Aquellas palabras levantaron un murmullo de sorpresa en la Gran Sala.

– Samradán era un mercader dedicado sobre todo al comercio ilegal. Él y sus hombres habían encontrado una pequeña mina de plata cerca de Imleach. De hecho, está en un terreno propiedad de la abadía. La mina de plata no pertenecía a Samradán. Como actuaba bajo los auspicios de nuestro principal conspirador (recordad que es un noble poderoso), ese mismo príncipe le animaba a extraer el mineral y se llevaba un porcentaje del botín. En aquella conspiración minera había otra persona…

Nion, el bó-aire de Imleach, estaba intentando salir de la sala a hurtadillas.

– ¡Capa! -llamó Fidelma, y señaló al herrero.

El fornido capitán de la escolta de Colgú agarró al herrero por el hombro con una fuerza sin par, que lo obligó a detenerse en seco.

– Traedlo ante el tribunal -ordenó el brehon Rumann.

Nion estaba pálido.

– No tengo nada que ver con la conspiración para derrocar a Cashel -dijo casi sin aliento.

– ¿Reconocéis que teníais que ver con este… este tal mercader, Samradán? -preguntó el brehon Rumann.

– Eso no lo niego. Tan sólo traté con él porque me traía la mena. Yo extraía la plata, y a veces la trabajaba.

Mientras Nion hablaba, Fidelma iba asintiendo con la cabeza.

– Sí, tengo entendido que en ocasiones, con esa plata, hacíais unos magníficos broches con la forma del símbolo solar. Por desgracia, los jinetes destruyeron vuestra forja, por lo que el día que siguió al asalto, Samradán tuvo que abandonar la mina llevándose solamente el saco de plata que habíais podido refinar, aparte de un saco de mena sin refinar.

– No di abasto -dijo Nion, dándole la razón.

– ¿Visteis alguna vez al protector de Samradán?

– Nunca. Yo no tenía nada que ver con ningún plan para derrocar a Cashel…
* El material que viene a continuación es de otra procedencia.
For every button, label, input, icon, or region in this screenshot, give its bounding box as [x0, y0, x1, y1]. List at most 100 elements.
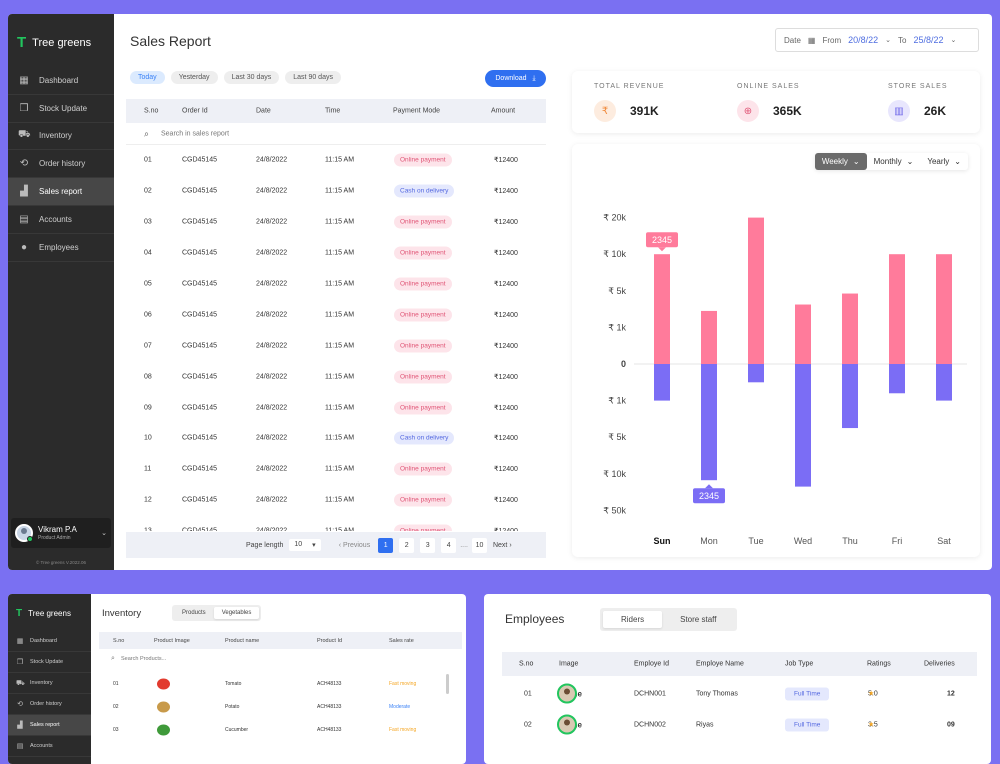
table-cell: DCHN002 [634, 721, 666, 728]
page-1[interactable]: 1 [378, 537, 394, 553]
table-cell: ACH48133 [317, 680, 342, 687]
bar-positive-fri [889, 254, 905, 364]
chevron-down-icon[interactable]: ⌄ [885, 37, 892, 44]
table-cell: 24/8/2022 [256, 218, 288, 226]
rupee-icon: ₹ [594, 100, 616, 122]
table-row[interactable]: 02 Online DCHN002 Riyas Full Time ★ 3.5 09 [502, 709, 977, 740]
sidebar-item-stock-update[interactable]: ❒ Stock Update [8, 652, 91, 673]
table-row[interactable]: 03 Cucumber ACH48133 Fast moving [99, 718, 444, 741]
sales-stats-card: TOTAL REVENUE ₹391K ONLINE SALES ⊕ 365K STORE… [572, 71, 980, 133]
table-row[interactable]: 12 CGD45145 24/8/2022 11:15 AM Online paymen… [126, 485, 546, 516]
table-cell: 10 [144, 434, 152, 442]
sidebar-item-accounts[interactable]: ▤ Accounts [8, 736, 91, 757]
from-label: From [822, 35, 842, 45]
table-row[interactable]: 10 CGD45145 24/8/2022 11:15 AM Cash on deliv… [126, 423, 546, 454]
table-row[interactable]: 09 CGD45145 24/8/2022 11:15 AM Online paymen… [126, 392, 546, 423]
tab-monthly[interactable]: Monthly ⌄ [867, 153, 921, 170]
product-search[interactable]: ⌕ Search Products... [99, 650, 462, 667]
vegetable-icon [157, 678, 170, 689]
column-header: Job Type [785, 660, 814, 668]
date-range-picker[interactable]: Date ▦ From 20/8/22 ⌄ To 25/8/22 ⌄ [775, 28, 979, 52]
bar-negative-mon [701, 364, 717, 481]
table-row[interactable]: 01 Tomato ACH48133 Fast moving [99, 672, 444, 695]
tab-store-staff[interactable]: Store staff [680, 615, 717, 624]
table-row[interactable]: 13 CGD45145 24/8/2022 11:15 AM Online paymen… [126, 516, 546, 531]
tooltip-value: 2345 [652, 235, 672, 245]
table-cell: 11:15 AM [325, 373, 355, 381]
filter-last-90-days[interactable]: Last 90 days [285, 71, 341, 84]
tooltip-pointer [658, 247, 666, 252]
ledger-icon: ▤ [19, 213, 29, 225]
history-icon: ⟲ [17, 701, 23, 708]
page-last[interactable]: 10 [471, 537, 487, 553]
page-4[interactable]: 4 [441, 537, 457, 553]
table-cell: ₹12400 [494, 342, 518, 350]
brand-logo: T Tree greens [17, 34, 91, 51]
sidebar-item-stock-update[interactable]: ❒ Stock Update [8, 95, 114, 123]
chevron-down-icon[interactable]: ⌄ [950, 37, 957, 44]
table-cell: 24/8/2022 [256, 311, 288, 319]
sidebar-item-order-history[interactable]: ⟲ Order history [8, 694, 91, 715]
filter-last-30-days[interactable]: Last 30 days [223, 71, 280, 84]
page-length-select[interactable]: 10 ▾ [289, 539, 321, 551]
sidebar-item-inventory[interactable]: ⛟ Inventory [8, 123, 114, 151]
user-card[interactable]: Vikram P.A Product Admin ⌄ [11, 518, 111, 548]
tab-vegetables[interactable]: Vegetables [213, 607, 260, 619]
previous-button[interactable]: ‹ Previous [338, 541, 371, 549]
scrollbar[interactable] [446, 674, 449, 694]
from-date[interactable]: 20/8/22 [848, 35, 879, 45]
tab-riders[interactable]: Riders [603, 611, 663, 628]
sidebar-item-dashboard[interactable]: ▦ Dashboard [8, 67, 114, 95]
stat-label: STORE SALES [888, 83, 948, 90]
sidebar-item-sales-report[interactable]: ▟ Sales report [8, 715, 91, 736]
tab-yearly[interactable]: Yearly ⌄ [920, 153, 968, 170]
payment-mode-badge: Cash on delivery [394, 431, 455, 445]
table-row[interactable]: 02 CGD45145 24/8/2022 11:15 AM Cash on deliv… [126, 176, 546, 207]
table-row[interactable]: 05 CGD45145 24/8/2022 11:15 AM Online paymen… [126, 269, 546, 300]
sidebar-item-dashboard[interactable]: ▦ Dashboard [8, 631, 91, 652]
employees-table-header: S.no Image Employe Id Employe Name Job Type R… [502, 652, 977, 676]
search-input[interactable]: Search in sales report [161, 130, 230, 137]
table-row[interactable]: 03 CGD45145 24/8/2022 11:15 AM Online paymen… [126, 207, 546, 238]
to-date[interactable]: 25/8/22 [913, 35, 944, 45]
table-row[interactable]: 01 Online DCHN001 Tony Thomas Full Time ★ 5.0… [502, 678, 977, 709]
table-cell: Tony Thomas [696, 690, 738, 697]
table-cell: 24/8/2022 [256, 528, 287, 531]
bar-negative-sun [654, 364, 670, 401]
table-cell: 11:15 AM [325, 311, 355, 319]
sidebar: T Tree greens ▦ Dashboard ❒ Stock Update ⛟ In… [8, 14, 114, 570]
chevron-down-icon[interactable]: ⌄ [101, 530, 107, 537]
page-3[interactable]: 3 [420, 537, 436, 553]
sidebar-item-order-history[interactable]: ⟲ Order history [8, 150, 114, 179]
table-row[interactable]: 11 CGD45145 24/8/2022 11:15 AM Online paymen… [126, 454, 546, 485]
table-cell: 02 [113, 703, 119, 710]
sidebar-item-inventory[interactable]: ⛟ Inventory [8, 673, 91, 694]
sidebar-item-accounts[interactable]: ▤ Accounts [8, 206, 114, 234]
table-cell: 12 [144, 496, 152, 504]
tab-weekly[interactable]: Weekly ⌄ [814, 153, 867, 170]
table-cell: 24/8/2022 [256, 465, 288, 473]
table-row[interactable]: 07 CGD45145 24/8/2022 11:15 AM Online paymen… [126, 330, 546, 361]
sidebar-item-label: Stock Update [39, 103, 88, 113]
search-input[interactable]: Search Products... [121, 655, 167, 662]
filter-today[interactable]: Today [130, 71, 165, 84]
table-row[interactable]: 01 CGD45145 24/8/2022 11:15 AM Online paymen… [126, 145, 546, 176]
page-2[interactable]: 2 [399, 537, 415, 553]
filter-yesterday[interactable]: Yesterday [170, 71, 218, 84]
tab-products[interactable]: Products [182, 610, 206, 616]
y-tick-label: ₹ 10k [603, 249, 626, 259]
table-cell: ₹12400 [494, 435, 518, 443]
chevron-down-icon: ⌄ [852, 157, 860, 166]
table-search[interactable]: ⌕ Search in sales report [126, 123, 546, 145]
table-row[interactable]: 04 CGD45145 24/8/2022 11:15 AM Online paymen… [126, 238, 546, 269]
table-row[interactable]: 08 CGD45145 24/8/2022 11:15 AM Online paymen… [126, 361, 546, 392]
table-cell: 11:15 AM [325, 218, 355, 226]
sidebar-item-employees[interactable]: ● Employees [8, 234, 114, 262]
y-zero-label: 0 [621, 359, 626, 369]
y-tick-label: ₹ 1k [608, 396, 626, 406]
sidebar-item-sales-report[interactable]: ▟ Sales report [8, 178, 114, 206]
table-row[interactable]: 06 CGD45145 24/8/2022 11:15 AM Online paymen… [126, 299, 546, 330]
next-button[interactable]: Next › [492, 541, 512, 549]
download-button[interactable]: Download ⤓ [485, 70, 546, 87]
table-row[interactable]: 02 Potato ACH48133 Moderate [99, 695, 444, 718]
Fidelma se dirigió a los jueces.

– Ahí residía mi confusión -admitió-. Durante un tiempo pensé que Samradán y la actividad ilegal en la mina eran la clave del problema. Sobre todo cuando descubrí que la mina se hallaba en el mismo dédalo de túneles donde se escondían Mochta y las Santas Reliquias. Fue una mera coincidencia que el hermano Bardán, de camino a reunirse con Mochta, se topara con la operación minera de Samradán, y que éste lo apresara y lo llevara a Cashel con él. Samradán no podía asumir la responsabilidad de la muerte de un clérigo, de manera que escondió a Bardán en el almacén, a la espera de recibir instrucciones de su protector. El príncipe decidió que había que matar tanto a Samradán como al hermano Bardán, pues sospechaba que podían conducirme hasta él. Samradán estaba muerto cuando lo encontré. Por suerte, conseguí liberar a tiempo a Bardán, que estaba amordazado en un almacén. Se halla en el tribunal como testigo.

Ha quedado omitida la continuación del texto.